The agency is also evaluating whether it is feasible to deploy the system in the field and how it can be be improved. For instance, the relatively large camera can be “intimidating” for an interviewee, Ms Chew said.
“Therefore, we went to the market and sourced for various smaller form factors, like this one which can fit in your palm, and this will help put the subject more at ease during the interview,” she added.
The last, but not least, piece of technology is called the prison automated screening system, which HTX calls a first-of-its-kind system that automatically collects urine samples and screens them for drugs.
Currently, SPS officers conduct about 5,000 urine tests a month on supervisees placed in community-based programmes.
The process is labour intensive as it requires officers to manually register supervisees, oversee urine collection and drug test the sample. They are also exposed to biohazards.
With the new system, which looks like a portable toilet, a supervisee steps inside and the doors automatically close and are locked. His identity is verified using an iris scan and the system ensures it is the correct appointment date and time.
Instructions are read out over a speaker and shown on a screen, telling the supervisee when to deposit his urine. The urinal itself has a shutter that automatically raises and drops before and after the sample is collected. There are no cameras inside for privacy.
The door, however, is transparent to discourage foul play. The system is also fitted with undisclosed features to prevent cheating.
In the back of the system, robotic machines collect the urine in a bowl – excess is drained away – and insert a dipstick to test for drugs and adulterants. This dipstick is then raised in front of small cameras that interpret and record the result.

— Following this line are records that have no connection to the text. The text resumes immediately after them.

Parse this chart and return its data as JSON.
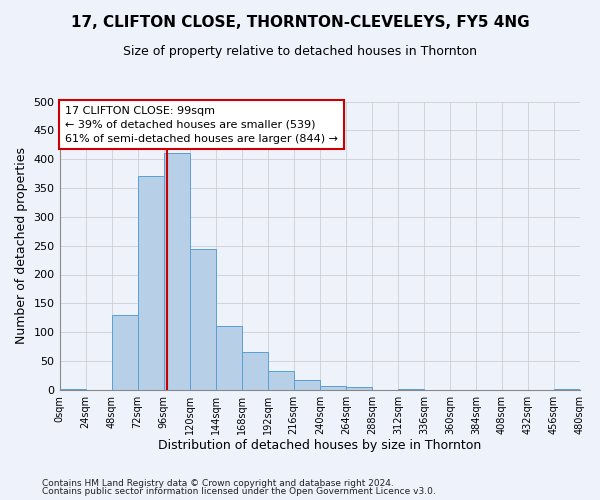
{
  "title": "17, CLIFTON CLOSE, THORNTON-CLEVELEYS, FY5 4NG",
  "subtitle": "Size of property relative to detached houses in Thornton",
  "xlabel": "Distribution of detached houses by size in Thornton",
  "ylabel": "Number of detached properties",
  "bin_edges": [
    0,
    24,
    48,
    72,
    96,
    120,
    144,
    168,
    192,
    216,
    240,
    264,
    288,
    312,
    336,
    360,
    384,
    408,
    432,
    456,
    480
  ],
  "bar_heights": [
    2,
    0,
    130,
    370,
    410,
    245,
    110,
    65,
    32,
    17,
    7,
    5,
    0,
    2,
    0,
    0,
    0,
    0,
    0,
    2
  ],
  "bar_color": "#b8cfe8",
  "bar_edge_color": "#5a9fd4",
  "vline_color": "#cc0000",
  "vline_x": 99,
  "annotation_line1": "17 CLIFTON CLOSE: 99sqm",
  "annotation_line2": "← 39% of detached houses are smaller (539)",
  "annotation_line3": "61% of semi-detached houses are larger (844) →",
  "annotation_box_color": "#ffffff",
  "annotation_box_edge": "#cc0000",
  "ylim": [
    0,
    500
  ],
  "yticks": [
    0,
    50,
    100,
    150,
    200,
    250,
    300,
    350,
    400,
    450,
    500
  ],
  "footer1": "Contains HM Land Registry data © Crown copyright and database right 2024.",
  "footer2": "Contains public sector information licensed under the Open Government Licence v3.0.",
  "bg_color": "#eef2fb",
  "grid_color": "#c8c8c8",
  "title_fontsize": 11,
  "subtitle_fontsize": 9,
  "annotation_fontsize": 8,
  "xlabel_fontsize": 9,
  "ylabel_fontsize": 9
}
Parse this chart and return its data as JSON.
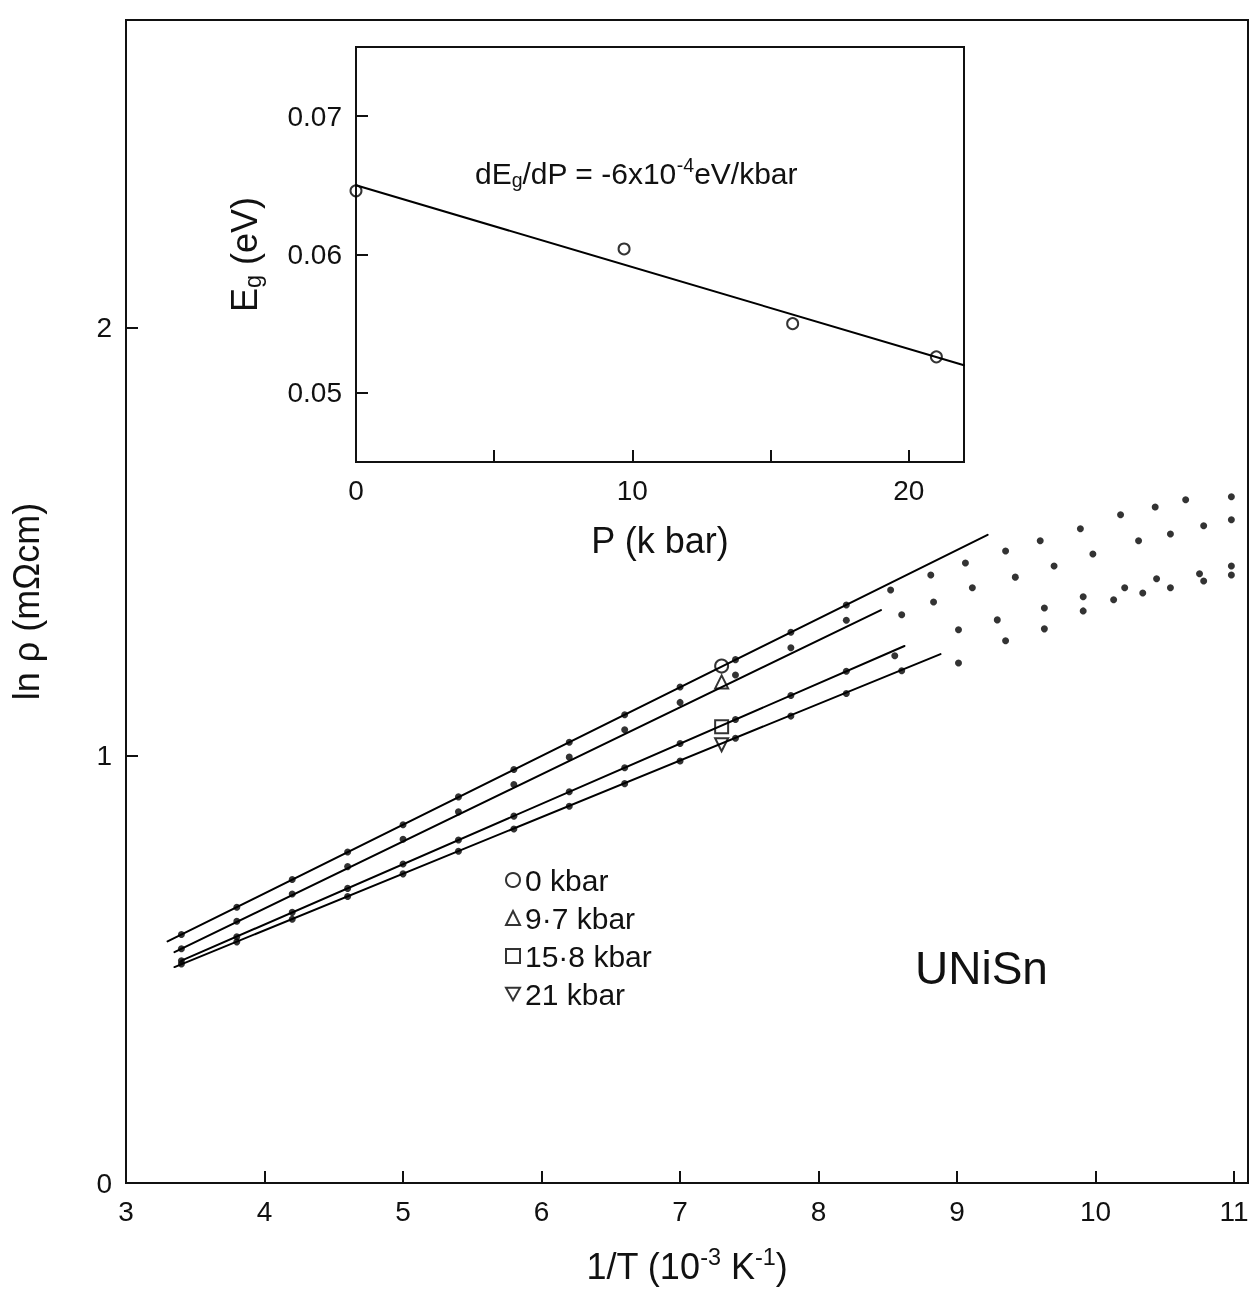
{
  "chart_data": [
    {
      "type": "scatter",
      "xlabel": "1/T (10$^{-3}$ K$^{-1}$)",
      "ylabel": "ln ρ (mΩcm)",
      "xlim": [
        3,
        11.1
      ],
      "ylim": [
        0,
        2.72
      ],
      "xticks": [
        3,
        4,
        5,
        6,
        7,
        8,
        9,
        10,
        11
      ],
      "yticks": [
        0,
        1,
        2
      ],
      "legend": "bottom",
      "annotations": [
        "UNiSn"
      ],
      "series": [
        {
          "marker": "circle",
          "color": "#000000",
          "x": [
            3.4,
            3.8,
            4.2,
            4.6,
            5.0,
            5.4,
            5.8,
            6.2,
            6.6,
            7.0,
            7.4,
            7.8,
            8.2,
            8.52,
            8.81,
            9.06,
            9.35,
            9.6,
            9.89,
            10.18,
            10.43,
            10.65,
            10.98
          ],
          "values": [
            0.581,
            0.645,
            0.71,
            0.774,
            0.838,
            0.903,
            0.967,
            1.031,
            1.095,
            1.16,
            1.224,
            1.288,
            1.352,
            1.387,
            1.422,
            1.45,
            1.478,
            1.502,
            1.53,
            1.563,
            1.581,
            1.598,
            1.605
          ]
        },
        {
          "type": "line",
          "marker": "none",
          "color": "#000000",
          "x": [
            3.3,
            9.22
          ],
          "values": [
            0.565,
            1.516
          ]
        },
        {
          "name": "0 kbar",
          "marker": "circle",
          "color": "#000000",
          "x": [
            7.3
          ],
          "values": [
            1.209
          ]
        },
        {
          "marker": "circle",
          "color": "#000000",
          "x": [
            3.4,
            3.8,
            4.2,
            4.6,
            5.0,
            5.4,
            5.8,
            6.2,
            6.6,
            7.0,
            7.4,
            7.8,
            8.2,
            8.6,
            8.83,
            9.11,
            9.42,
            9.7,
            9.98,
            10.31,
            10.54,
            10.78,
            10.98
          ],
          "values": [
            0.548,
            0.612,
            0.676,
            0.74,
            0.804,
            0.868,
            0.932,
            0.996,
            1.06,
            1.124,
            1.188,
            1.252,
            1.316,
            1.329,
            1.359,
            1.392,
            1.417,
            1.443,
            1.471,
            1.502,
            1.518,
            1.537,
            1.551
          ]
        },
        {
          "type": "line",
          "marker": "none",
          "color": "#000000",
          "x": [
            3.35,
            8.45
          ],
          "values": [
            0.54,
            1.34
          ]
        },
        {
          "name": "9·7 kbar",
          "marker": "triangle",
          "color": "#000000",
          "x": [
            7.3
          ],
          "values": [
            1.172
          ]
        },
        {
          "marker": "circle",
          "color": "#000000",
          "x": [
            3.4,
            3.8,
            4.2,
            4.6,
            5.0,
            5.4,
            5.8,
            6.2,
            6.6,
            7.0,
            7.4,
            7.8,
            8.2,
            8.55,
            9.01,
            9.29,
            9.63,
            9.91,
            10.21,
            10.44,
            10.75,
            10.98
          ],
          "values": [
            0.52,
            0.576,
            0.633,
            0.689,
            0.746,
            0.802,
            0.858,
            0.915,
            0.971,
            1.028,
            1.084,
            1.14,
            1.197,
            1.233,
            1.294,
            1.317,
            1.345,
            1.371,
            1.392,
            1.413,
            1.425,
            1.443
          ]
        },
        {
          "type": "line",
          "marker": "none",
          "color": "#000000",
          "x": [
            3.4,
            8.62
          ],
          "values": [
            0.52,
            1.256
          ]
        },
        {
          "name": "15·8 kbar",
          "marker": "square",
          "color": "#000000",
          "x": [
            7.3
          ],
          "values": [
            1.067
          ]
        },
        {
          "marker": "circle",
          "color": "#000000",
          "x": [
            3.4,
            3.8,
            4.2,
            4.6,
            5.0,
            5.4,
            5.8,
            6.2,
            6.6,
            7.0,
            7.4,
            7.8,
            8.2,
            8.6,
            9.01,
            9.35,
            9.63,
            9.91,
            10.13,
            10.34,
            10.54,
            10.78,
            10.98
          ],
          "values": [
            0.512,
            0.564,
            0.617,
            0.67,
            0.723,
            0.776,
            0.828,
            0.881,
            0.934,
            0.987,
            1.04,
            1.092,
            1.145,
            1.198,
            1.216,
            1.268,
            1.296,
            1.338,
            1.364,
            1.38,
            1.392,
            1.408,
            1.422
          ]
        },
        {
          "type": "line",
          "marker": "none",
          "color": "#000000",
          "x": [
            3.35,
            8.88
          ],
          "values": [
            0.505,
            1.237
          ]
        },
        {
          "name": "21 kbar",
          "marker": "triangle_down",
          "color": "#000000",
          "x": [
            7.3
          ],
          "values": [
            1.025
          ]
        }
      ]
    },
    {
      "type": "scatter",
      "xlabel": "P (k bar)",
      "ylabel": "E$_{g}$ (eV)",
      "xlim": [
        0,
        22
      ],
      "ylim": [
        0.045,
        0.075
      ],
      "xticks": [
        0,
        {
          "value": 5,
          "label": null
        },
        10,
        {
          "value": 15,
          "label": null
        },
        20
      ],
      "yticks": [
        0.05,
        0.06,
        0.07
      ],
      "annotations": [
        "dE$_{g}$/dP = -6x10$^{-4}$eV/kbar"
      ],
      "series": [
        {
          "marker": "circle",
          "color": "#000000",
          "x": [
            0,
            9.7,
            15.8,
            21
          ],
          "values": [
            0.0646,
            0.0604,
            0.055,
            0.0526
          ]
        },
        {
          "type": "line",
          "marker": "none",
          "color": "#000000",
          "x": [
            0,
            22
          ],
          "values": [
            0.065,
            0.052
          ]
        }
      ]
    }
  ]
}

“We make use of deep learning to interpret the results,” said Mr Tee Wen Kai, lead engineer (aerial systems) at HTX.
“So with the automation in place, the officers only need to attend to the supervisees when there's a positive case or when there's a technical fault.”
This includes refilling the system with dipsticks after all 40 have been used up.
To prevent cross-contamination, the system is flushed automatically before and after every use.
"The flushing system and the urinal and back-end urine collection bowl are also carefully designed to ensure that flushing is thorough and effective," Mr Tee said.
"Should a urine sample be tested positive, an additional test using a new test kit will be done after flushing to check that there are no residual traces or contamination before a new urine sample is deposited."
How long the entire automated process takes depends on how quickly the supervisee deposits his urine sample, but it is roughly around 10 minutes.
“We do save some transitional time because currently they have to proceed from one stage to another like registration, urine procurement then drug testing. But we combine everything into one system,” Mr Kee said.
“The benefit of our system is we can increase more throughput by increasing more cubicles.”
The system will be first rolled out to the current Selarang Park community supervision centre, to be tested with selected supervisees for four months from September. The trial will start with 50 to 100 supervisees and be progressively increased.
If successful, it will be deployed at various police land divisions for more convenience.
When asked whether the system – currently designed for men who can pee while standing – will include women in the future, Mr Tee said more than 95 per cent of supervisees are male.
“So, we tackle the majority first.”
Editor's note: Some quotes in this story have been updated following clarifications by HTX.